Summer before year 4

  • Decide where to apply. Many students submit 6–12 applications.
  • Look at the application essays required by each program. Draft a personal statement, research statement, and responses to all prompts. Draft a résumé or CV. Ask faculty members and mentors for feedback on everything.
  • Plan for application-related expenses. Most application fees are $60–$120. Entrance exams and official transcripts often have fees too. If cost is a barrier, request waivers and consider asking your department or lab for support.

Year 4, fall semester

  • Make a spreadsheet to track the status of each program’s application requirements and deadlines.
  • Take entrance exams, if applicable.
  • Request transcripts, exam scores, and letters of recommendation early.

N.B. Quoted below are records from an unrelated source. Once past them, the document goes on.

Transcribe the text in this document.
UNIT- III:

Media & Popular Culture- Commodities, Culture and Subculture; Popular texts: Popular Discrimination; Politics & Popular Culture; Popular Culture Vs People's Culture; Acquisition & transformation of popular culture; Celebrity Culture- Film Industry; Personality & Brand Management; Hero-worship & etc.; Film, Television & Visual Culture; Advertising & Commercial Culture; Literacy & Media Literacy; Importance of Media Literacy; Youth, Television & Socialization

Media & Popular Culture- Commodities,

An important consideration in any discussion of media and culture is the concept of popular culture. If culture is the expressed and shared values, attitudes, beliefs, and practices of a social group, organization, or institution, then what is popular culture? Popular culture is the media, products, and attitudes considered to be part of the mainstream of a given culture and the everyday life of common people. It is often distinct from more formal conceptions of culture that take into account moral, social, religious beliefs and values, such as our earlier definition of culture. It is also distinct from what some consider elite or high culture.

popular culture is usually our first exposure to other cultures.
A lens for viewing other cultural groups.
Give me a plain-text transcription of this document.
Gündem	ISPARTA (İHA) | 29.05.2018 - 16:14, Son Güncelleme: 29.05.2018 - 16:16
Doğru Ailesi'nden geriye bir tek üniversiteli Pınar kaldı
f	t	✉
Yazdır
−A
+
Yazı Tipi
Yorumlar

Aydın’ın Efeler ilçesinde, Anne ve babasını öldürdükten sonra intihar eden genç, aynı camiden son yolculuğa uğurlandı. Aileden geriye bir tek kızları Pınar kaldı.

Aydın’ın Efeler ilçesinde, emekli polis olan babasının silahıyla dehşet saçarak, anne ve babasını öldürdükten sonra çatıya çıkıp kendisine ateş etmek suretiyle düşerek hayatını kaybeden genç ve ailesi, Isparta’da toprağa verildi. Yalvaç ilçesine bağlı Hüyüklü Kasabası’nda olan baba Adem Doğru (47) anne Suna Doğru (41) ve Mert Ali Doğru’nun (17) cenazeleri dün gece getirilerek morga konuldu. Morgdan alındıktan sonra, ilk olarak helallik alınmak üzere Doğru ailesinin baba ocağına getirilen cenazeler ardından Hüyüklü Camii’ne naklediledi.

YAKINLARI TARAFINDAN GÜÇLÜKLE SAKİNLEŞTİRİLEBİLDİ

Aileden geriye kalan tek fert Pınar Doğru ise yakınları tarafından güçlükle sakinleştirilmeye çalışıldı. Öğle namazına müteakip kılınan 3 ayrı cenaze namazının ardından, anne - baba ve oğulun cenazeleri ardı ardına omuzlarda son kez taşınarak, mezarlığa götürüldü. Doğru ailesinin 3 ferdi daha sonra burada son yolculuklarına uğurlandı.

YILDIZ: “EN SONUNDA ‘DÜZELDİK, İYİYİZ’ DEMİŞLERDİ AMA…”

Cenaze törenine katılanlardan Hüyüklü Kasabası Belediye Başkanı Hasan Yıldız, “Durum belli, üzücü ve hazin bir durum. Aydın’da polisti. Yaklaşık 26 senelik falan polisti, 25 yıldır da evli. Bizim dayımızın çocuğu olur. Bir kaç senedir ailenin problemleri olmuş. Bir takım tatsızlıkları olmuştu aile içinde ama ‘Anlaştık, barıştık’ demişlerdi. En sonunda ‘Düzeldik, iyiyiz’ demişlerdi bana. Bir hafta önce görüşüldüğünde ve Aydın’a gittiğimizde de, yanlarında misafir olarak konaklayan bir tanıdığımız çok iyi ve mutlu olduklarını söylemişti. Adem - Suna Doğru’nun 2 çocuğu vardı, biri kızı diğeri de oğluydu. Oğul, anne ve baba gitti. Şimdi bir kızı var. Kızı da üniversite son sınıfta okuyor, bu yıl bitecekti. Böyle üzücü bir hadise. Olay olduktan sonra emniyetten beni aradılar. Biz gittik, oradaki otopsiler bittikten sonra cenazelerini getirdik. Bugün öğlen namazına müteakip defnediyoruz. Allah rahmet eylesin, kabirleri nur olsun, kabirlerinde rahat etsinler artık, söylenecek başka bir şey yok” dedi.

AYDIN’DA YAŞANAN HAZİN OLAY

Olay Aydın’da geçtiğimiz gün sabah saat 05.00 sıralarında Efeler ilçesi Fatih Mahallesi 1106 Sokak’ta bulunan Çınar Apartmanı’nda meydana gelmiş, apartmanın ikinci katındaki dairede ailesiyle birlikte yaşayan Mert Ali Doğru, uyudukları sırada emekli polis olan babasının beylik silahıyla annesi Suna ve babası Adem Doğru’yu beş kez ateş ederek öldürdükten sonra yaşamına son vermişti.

Ask letter writers at least four weeks before the due date.
  • Finalize your personal statement and essays for each program. Finalize your résumé. Ask the writing center or a friend to proofread everything.
  • Submit your applications, and make sure your letters are submitted too.
  • Take a well-deserved break!

Year 4, spring semester

  • Confirm that your applications were received.
  • Prepare for and participate in interviews and site visits, if applicable.
  • Consider your options and decide what’s next for you!
    • If you accept an offer, decline others immediately.
    • If you don’t receive offers, know that you’re not alone. Explore nontraditional routes such as bridge programs, which often have later application deadlines, and talk to your professional network about other possibilities.
  • Thank all those who helped you. Your professors and mentors can be a source of support and collaboration for years to come. Let them know your plans, and keep in touch.

This article is adapted from an earlier version that appeared in the 2021 issue of GradSchoolShopper magazine.